This news article is from Handicare UK. Articles that appear on this website are for information purposes only.

The NHS is looking to encourage elderly-appropriate housing to be built from now on to ensure that people can continue to live in their homes well into old age. Health minister Dr Dan Poulter said that more will be done by the NHS to encourage the “future proofing” of homes, including making staircases wide enough for a stair lift to be installed. Dr Poulter said that “It is far better for people to be able to remain in their own homes as they get older rather than facing moving into care”.

The news comes after the health minister attended a meeting called by Suffolk County Council to discuss the implications of inappropriate housing for the elderly and how reassessing building regulations and advice could impact on the future care crisis the nation’s elderly are facing.
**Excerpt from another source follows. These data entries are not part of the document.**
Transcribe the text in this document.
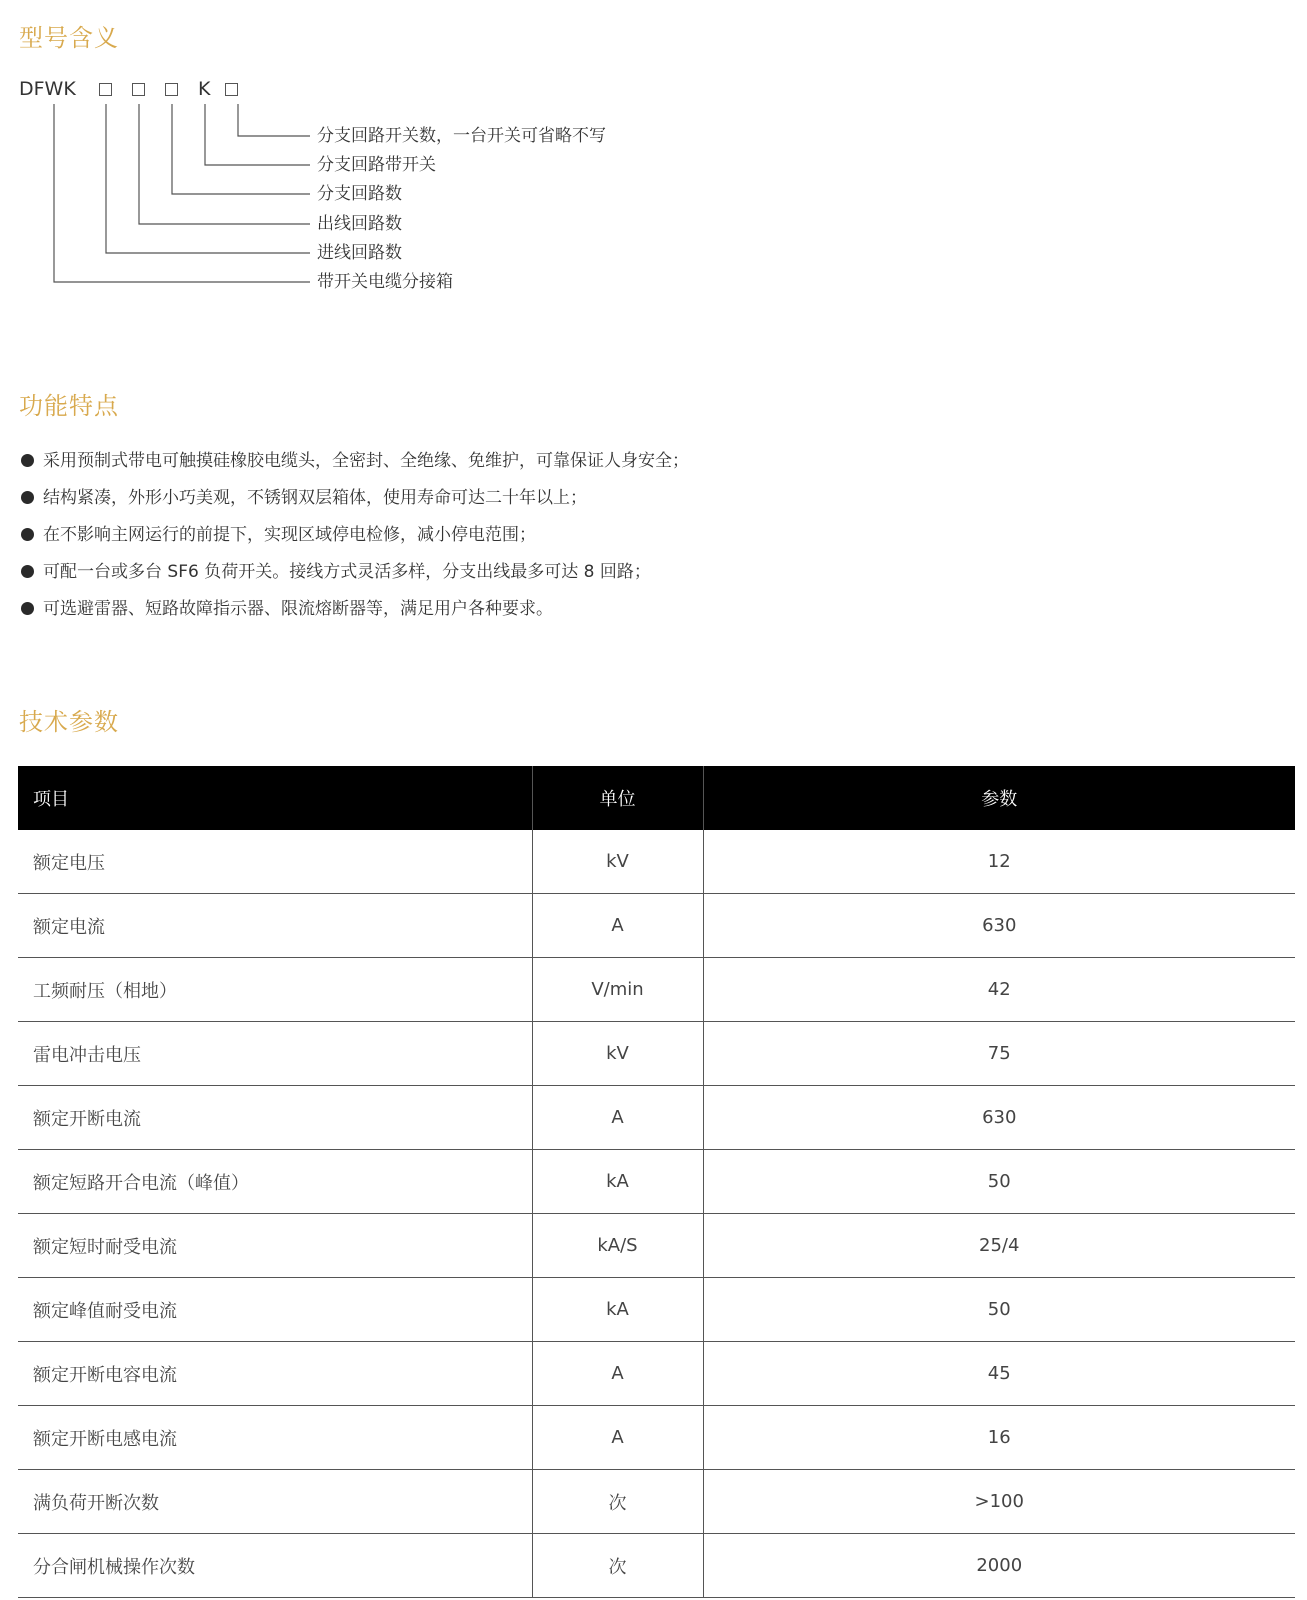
型号含义
DFWK	K
分支回路开关数，一台开关可省略不写
分支回路带开关
分支回路数
出线回路数
进线回路数
带开关电缆分接箱
功能特点
采用预制式带电可触摸硅橡胶电缆头，全密封、全绝缘、免维护，可靠保证人身安全；
结构紧凑，外形小巧美观，不锈钢双层箱体，使用寿命可达二十年以上；
在不影响主网运行的前提下，实现区域停电检修，减小停电范围；
可配一台或多台 SF6 负荷开关。接线方式灵活多样，分支出线最多可达 8 回路；
可选避雷器、短路故障指示器、限流熔断器等，满足用户各种要求。
技术参数
项目	单位	参数
额定电压	kV	12
额定电流	A	630
工频耐压（相地）	V/min	42
雷电冲击电压	kV	75
额定开断电流	A	630
额定短路开合电流（峰值）	kA	50
额定短时耐受电流	kA/S	25/4
额定峰值耐受电流	kA	50
额定开断电容电流	A	45
额定开断电感电流	A	16
满负荷开断次数	次	>100
分合闸机械操作次数	次	2000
Small adjustments to building plans such as ensuring staircases are wide enough to fit regular mobility devices, with many people currently needing to search specifically for stair lifts for narrow stairs, is just one measure which could see people living in their own homes for longer.

Implementation

It has been said that the total cost of building homes in a way that is suitable for elderly inhabitants is far less than the cost of permanent care, in the same way that investing in walk in baths for the elderly and home adaptations not only provides an alternative to the cost of care but a way in which elderly citizens can keep a hold of their independence.

In order to carry out these changes there needs to be increased communication between housing providers, social services and the NHS. Once this communication has been established, creating homes which better suit elderly residents will ensure that houses all over Britain are appropriate for all ages and work towards enabling people to continue living in their own homes for as long as they wish.